We cannot choose elements of the gospel which we
will believe and follow like a smorgasbord. Christofferson elaborates on the idea that we live in an age of moral
relativity: “A God who makes no demands is the functional equivalent of a God
who does not exist. A world without God, the living God who establishes moral
laws to govern and perfect His children, is also a world without ultimate truth
or justice. It is a world where moral relativism reigns supreme… To those who believe anything
or everything could be true, the declaration of objective, fixed, and universal
truth feels like coercion—“I shouldn’t be forced to believe something is true
that I don’t like.” But that does not change reality. Resenting the law of
gravity won’t keep a person from falling if he steps off a cliff. The same is
true for eternal law and justice. Freedom comes not from resisting it but from
applying it. That is fundamental to God’s own power. If it were not for the
reality of fixed and immutable truths, the gift of agency would be meaningless
since we would never be able to foresee and intend the consequences of our
actions. As Lehi expressed it: “If ye shall say there is no law, ye shall also
say there is no sin. If ye shall say there is no sin, ye shall also say there
is no righteousness. And if there be no righteousness there be no happiness.

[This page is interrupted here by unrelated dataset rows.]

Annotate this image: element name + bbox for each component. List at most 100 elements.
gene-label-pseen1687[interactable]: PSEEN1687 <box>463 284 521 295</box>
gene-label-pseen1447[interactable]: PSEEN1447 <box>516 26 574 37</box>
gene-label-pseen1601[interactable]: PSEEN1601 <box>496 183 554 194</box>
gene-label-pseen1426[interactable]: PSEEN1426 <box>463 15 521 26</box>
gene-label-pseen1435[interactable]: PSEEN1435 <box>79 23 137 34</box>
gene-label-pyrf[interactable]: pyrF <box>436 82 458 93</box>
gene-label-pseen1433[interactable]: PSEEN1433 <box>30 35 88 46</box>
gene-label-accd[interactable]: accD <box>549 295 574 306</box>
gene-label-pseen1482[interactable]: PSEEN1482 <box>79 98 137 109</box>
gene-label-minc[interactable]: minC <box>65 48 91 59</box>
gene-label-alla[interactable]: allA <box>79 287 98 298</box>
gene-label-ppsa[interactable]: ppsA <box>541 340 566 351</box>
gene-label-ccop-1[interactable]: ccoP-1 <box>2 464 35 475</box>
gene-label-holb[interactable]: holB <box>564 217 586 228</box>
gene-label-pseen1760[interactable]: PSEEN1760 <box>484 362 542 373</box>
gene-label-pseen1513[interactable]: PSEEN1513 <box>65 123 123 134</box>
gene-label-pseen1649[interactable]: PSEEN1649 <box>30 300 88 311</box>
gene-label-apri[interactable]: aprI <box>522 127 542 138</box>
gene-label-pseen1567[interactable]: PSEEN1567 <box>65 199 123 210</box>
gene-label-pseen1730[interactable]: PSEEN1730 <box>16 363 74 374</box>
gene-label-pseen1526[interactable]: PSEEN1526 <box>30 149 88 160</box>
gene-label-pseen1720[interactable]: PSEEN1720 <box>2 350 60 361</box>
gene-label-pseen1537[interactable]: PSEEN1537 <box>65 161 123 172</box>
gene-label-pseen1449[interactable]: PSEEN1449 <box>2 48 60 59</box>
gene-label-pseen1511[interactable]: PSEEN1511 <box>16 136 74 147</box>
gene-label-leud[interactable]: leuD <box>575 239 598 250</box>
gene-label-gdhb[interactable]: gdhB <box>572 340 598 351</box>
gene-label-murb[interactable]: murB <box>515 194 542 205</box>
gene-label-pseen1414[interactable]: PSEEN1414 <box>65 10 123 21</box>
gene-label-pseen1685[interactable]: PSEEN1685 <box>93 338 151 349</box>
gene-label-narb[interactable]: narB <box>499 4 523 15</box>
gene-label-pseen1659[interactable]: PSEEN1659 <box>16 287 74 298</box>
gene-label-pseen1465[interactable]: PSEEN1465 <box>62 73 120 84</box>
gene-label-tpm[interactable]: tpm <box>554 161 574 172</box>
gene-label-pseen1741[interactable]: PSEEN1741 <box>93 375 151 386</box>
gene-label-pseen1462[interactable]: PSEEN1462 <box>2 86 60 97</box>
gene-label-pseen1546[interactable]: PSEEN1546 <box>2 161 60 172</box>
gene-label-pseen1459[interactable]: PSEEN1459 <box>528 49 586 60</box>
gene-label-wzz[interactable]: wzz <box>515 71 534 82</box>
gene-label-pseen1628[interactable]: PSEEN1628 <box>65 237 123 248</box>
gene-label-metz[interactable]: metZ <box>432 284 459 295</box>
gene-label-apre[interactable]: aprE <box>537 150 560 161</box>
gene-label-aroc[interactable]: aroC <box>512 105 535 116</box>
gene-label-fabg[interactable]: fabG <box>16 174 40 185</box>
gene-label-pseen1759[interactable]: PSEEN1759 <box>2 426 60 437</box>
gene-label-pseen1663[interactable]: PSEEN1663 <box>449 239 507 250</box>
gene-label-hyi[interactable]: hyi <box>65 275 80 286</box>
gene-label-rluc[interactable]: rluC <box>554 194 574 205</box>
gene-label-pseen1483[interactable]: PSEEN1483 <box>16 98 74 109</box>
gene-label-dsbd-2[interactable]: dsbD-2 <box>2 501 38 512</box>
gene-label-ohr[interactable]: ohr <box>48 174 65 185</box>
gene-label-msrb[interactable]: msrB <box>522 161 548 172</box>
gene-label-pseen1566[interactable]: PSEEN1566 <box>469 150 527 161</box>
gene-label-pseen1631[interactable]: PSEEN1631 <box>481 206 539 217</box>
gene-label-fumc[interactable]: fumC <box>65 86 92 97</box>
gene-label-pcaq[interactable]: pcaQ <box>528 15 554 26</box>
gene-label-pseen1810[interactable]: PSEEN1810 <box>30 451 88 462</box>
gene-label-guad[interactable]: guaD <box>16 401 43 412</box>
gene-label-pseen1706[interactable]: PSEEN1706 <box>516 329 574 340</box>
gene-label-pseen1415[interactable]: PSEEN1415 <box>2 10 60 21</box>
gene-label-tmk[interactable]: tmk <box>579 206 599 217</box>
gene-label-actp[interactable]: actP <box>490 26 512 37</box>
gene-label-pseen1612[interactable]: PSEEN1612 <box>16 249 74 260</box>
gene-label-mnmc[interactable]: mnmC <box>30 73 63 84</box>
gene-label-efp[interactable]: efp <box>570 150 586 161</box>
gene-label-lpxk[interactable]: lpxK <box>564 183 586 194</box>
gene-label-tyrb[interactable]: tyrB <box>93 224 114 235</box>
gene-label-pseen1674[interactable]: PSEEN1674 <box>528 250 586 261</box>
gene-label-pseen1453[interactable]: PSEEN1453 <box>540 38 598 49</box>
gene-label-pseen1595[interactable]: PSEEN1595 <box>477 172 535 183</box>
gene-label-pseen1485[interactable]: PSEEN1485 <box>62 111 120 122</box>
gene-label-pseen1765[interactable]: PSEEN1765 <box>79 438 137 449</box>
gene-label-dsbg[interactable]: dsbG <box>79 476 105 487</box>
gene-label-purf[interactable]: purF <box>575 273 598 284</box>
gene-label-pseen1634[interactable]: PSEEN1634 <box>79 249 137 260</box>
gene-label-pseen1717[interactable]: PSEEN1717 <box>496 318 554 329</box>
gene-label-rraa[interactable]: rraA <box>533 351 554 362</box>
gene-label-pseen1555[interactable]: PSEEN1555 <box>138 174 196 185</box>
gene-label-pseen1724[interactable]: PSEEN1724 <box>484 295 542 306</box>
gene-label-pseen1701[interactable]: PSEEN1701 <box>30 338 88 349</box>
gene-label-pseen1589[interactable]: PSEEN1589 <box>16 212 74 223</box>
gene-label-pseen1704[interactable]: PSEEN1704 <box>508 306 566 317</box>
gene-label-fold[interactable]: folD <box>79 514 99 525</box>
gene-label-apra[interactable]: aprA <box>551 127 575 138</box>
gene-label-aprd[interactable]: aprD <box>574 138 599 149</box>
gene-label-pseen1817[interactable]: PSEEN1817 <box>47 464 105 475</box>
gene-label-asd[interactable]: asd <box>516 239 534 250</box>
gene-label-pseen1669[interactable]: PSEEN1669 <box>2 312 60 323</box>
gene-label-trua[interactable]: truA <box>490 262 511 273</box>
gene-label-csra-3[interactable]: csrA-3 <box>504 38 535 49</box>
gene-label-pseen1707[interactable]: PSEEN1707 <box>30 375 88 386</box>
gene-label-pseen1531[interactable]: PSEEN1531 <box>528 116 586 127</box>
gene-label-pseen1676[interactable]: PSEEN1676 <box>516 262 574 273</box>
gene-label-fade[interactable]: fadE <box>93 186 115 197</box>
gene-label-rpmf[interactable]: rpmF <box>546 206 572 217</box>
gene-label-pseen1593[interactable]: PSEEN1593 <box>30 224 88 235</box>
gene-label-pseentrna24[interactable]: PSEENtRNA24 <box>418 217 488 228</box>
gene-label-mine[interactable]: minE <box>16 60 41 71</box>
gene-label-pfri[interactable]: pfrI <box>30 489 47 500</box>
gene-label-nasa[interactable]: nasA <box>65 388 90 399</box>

And if there be no righteousness nor happiness there be no punishment nor
misery. And if these things are not there is no God. And if there is no God we
are not, neither the earth; for there could have been no creation of things,
neither to act nor to be acted upon; wherefore, all things must have vanished
away.'
In
matters both temporal and spiritual, the opportunity to assume personal
responsibility is a God-given gift without which we cannot realize our full
potential as daughters and sons of God. Personal accountability becomes both a
right and a duty that we must constantly defend; it has been under assault
since before the Creation. We must defend accountability against persons and
programs that would (sometimes with the best of intentions) make us dependent.
And we must defend it against our own inclinations to avoid the work that is
required to cultivate talents, abilities, and Christlike character.”
Agency is not
the easy path. I am one of the most
indecisive people I know (but I’m not sure about that). Right now I’m trying to decide between two universities
that I’ve been accepted to, and it’s driving me crazy. It seems that sometimes choosing between two
good things is harder than choosing between a right and a wrong option.
Something that I have learned is that God needs
something to work with when helping us make decisions, and, sometimes, we have
to take a leap into the darkness and hope for the best when His Spirit doesn’t
prompt us in one way or the other. I
hope that you take responsibility for your spiritual well-being and choose to
listen to conference this year. I know
that the Prophet and Apostles are inspired of God and that they cannot lead us astray.